Rabu, 14 Januari 2009

ANALISA PENGGEMUKKAN SAPI BALI DENGAN INTRODUKSI PAKAN DAN PROBIOTIK DI SUBAK GUAMA DAN SUBAK DAWAN

Pertumbuhan ekonomi di Indonesia yang berdampak langsung pada peningkatan pendapatan perkapita penduduk telah menyebabkan meningkatnya permintaan dan konsumsi daging, termasuk daging sapi. Hal ini tampak jelas dari pertumbuhan jumlah sapi yang dipotong maupun daging sapi yang dikonsumsi secara nasional beberapa tahun terakhir(Anon 2004). Sementara disisi lain pertumbuhan populasi sapi secara nasional tidak mampu mengimbangi pertumbuhan konsumsi masyarakat, sehingga berakibat adanya kelebihan permintaan (over demand) dibandingkan penyediaan (supply).
Dalam rangka menanggulangi masalah tersebut telah ditempuh upaya untuk mencukupi kebutuhan sapi dan daging sapi dengan cara antara lain mengimpor baik dalam bentuk induk sapi, sapi potong, daging sapi maupun semen untuk inseminasi buatan. Pemenuhan kebutuhan impor tersebut didominasi oleh kebutuhan akan sapi potong (Darmadja, SGND.1990).
Potensi pengembangan sapi potong untuk wilayah Propinsi Bali cukup besar, karena didukung oleh potensi pasar yang masih kekurangan akan daging sapi potong serta makin meningkatnya konsumsi daging sapi perkapita.
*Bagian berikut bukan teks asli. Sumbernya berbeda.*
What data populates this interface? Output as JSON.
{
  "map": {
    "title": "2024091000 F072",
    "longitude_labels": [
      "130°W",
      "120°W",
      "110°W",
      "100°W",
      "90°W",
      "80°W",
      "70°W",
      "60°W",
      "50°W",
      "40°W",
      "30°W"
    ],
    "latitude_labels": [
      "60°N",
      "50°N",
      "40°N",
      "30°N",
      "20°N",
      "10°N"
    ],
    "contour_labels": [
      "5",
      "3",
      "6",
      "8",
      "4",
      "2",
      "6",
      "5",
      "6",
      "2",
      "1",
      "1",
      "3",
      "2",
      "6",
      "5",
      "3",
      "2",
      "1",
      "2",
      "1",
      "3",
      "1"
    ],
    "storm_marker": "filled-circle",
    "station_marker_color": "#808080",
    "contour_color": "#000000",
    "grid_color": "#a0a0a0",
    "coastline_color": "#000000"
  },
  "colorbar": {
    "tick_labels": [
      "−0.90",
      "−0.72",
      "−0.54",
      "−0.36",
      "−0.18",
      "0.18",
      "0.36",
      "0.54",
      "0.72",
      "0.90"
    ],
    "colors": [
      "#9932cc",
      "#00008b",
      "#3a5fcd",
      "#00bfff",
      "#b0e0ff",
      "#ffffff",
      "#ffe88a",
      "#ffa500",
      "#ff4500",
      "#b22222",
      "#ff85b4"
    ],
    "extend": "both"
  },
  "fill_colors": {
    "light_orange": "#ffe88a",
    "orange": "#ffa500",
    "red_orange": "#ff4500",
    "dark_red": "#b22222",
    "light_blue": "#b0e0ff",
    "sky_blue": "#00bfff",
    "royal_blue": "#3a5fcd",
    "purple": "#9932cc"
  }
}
Selain itu peluang pengembangan usaha ini didukung oleh terjadinya perkembangan harga daging sapi di Bali yang terjadi 10 tahun terakhir, dimana secara konsisten terjadi peningkatan harga sekitar 5,26 – 23,8% pertahun.
Secara geografis dan historis Bali merupakan daerah pengem¬bangan ternak sapi yang cukup potensial. Hal ini didukung oleh kondisi geografis Bali berdasarkan daerah iklimnya, merupakan daerah dengan 8 bulan musim hujan dan 4 bulan musim kering. Adapun rata-rata curah hujan antara 2500 – 3000 mm pertahun (daerah iklim B) terdapat di Bali Tengah; daerah dengan 7 bulan musim hujan dan 5 bulan dengan musim kering (daerah Iklim C) dengan rata-rata curah hujan 2000 – 2500 mm pertahun terdapat di Bali Barat; daerah dengan 6 bulan musim hujan dan 6 bulan musim kering (daerah Iklim D) dengan curah hujan antara1500 – 2000 mm pertahun terdapat di Bali Selatan dan Bali Barat; daerah dengan 5 bulan musim hujan dan 7 bulan musim kering (daerah iklim E) dengan curah hujan antara 1000 – 1500 mm pertahun terdapat di Bali Selatan dan Tenggara; sedangkan daerah dengan 4 bulan musim hujan dan 8 bulan musim kering (daerah Iklim F) dengan curah hujan antara 800-1300 mm pertahun terdapat di Bali Timur dan Bali Utara. Dengan demikian maka Bali Timur dan Bali Utara keadaan cuacanya lebih kering jika dibandingkan dengan Bali Barat, Tengah dan Selatan.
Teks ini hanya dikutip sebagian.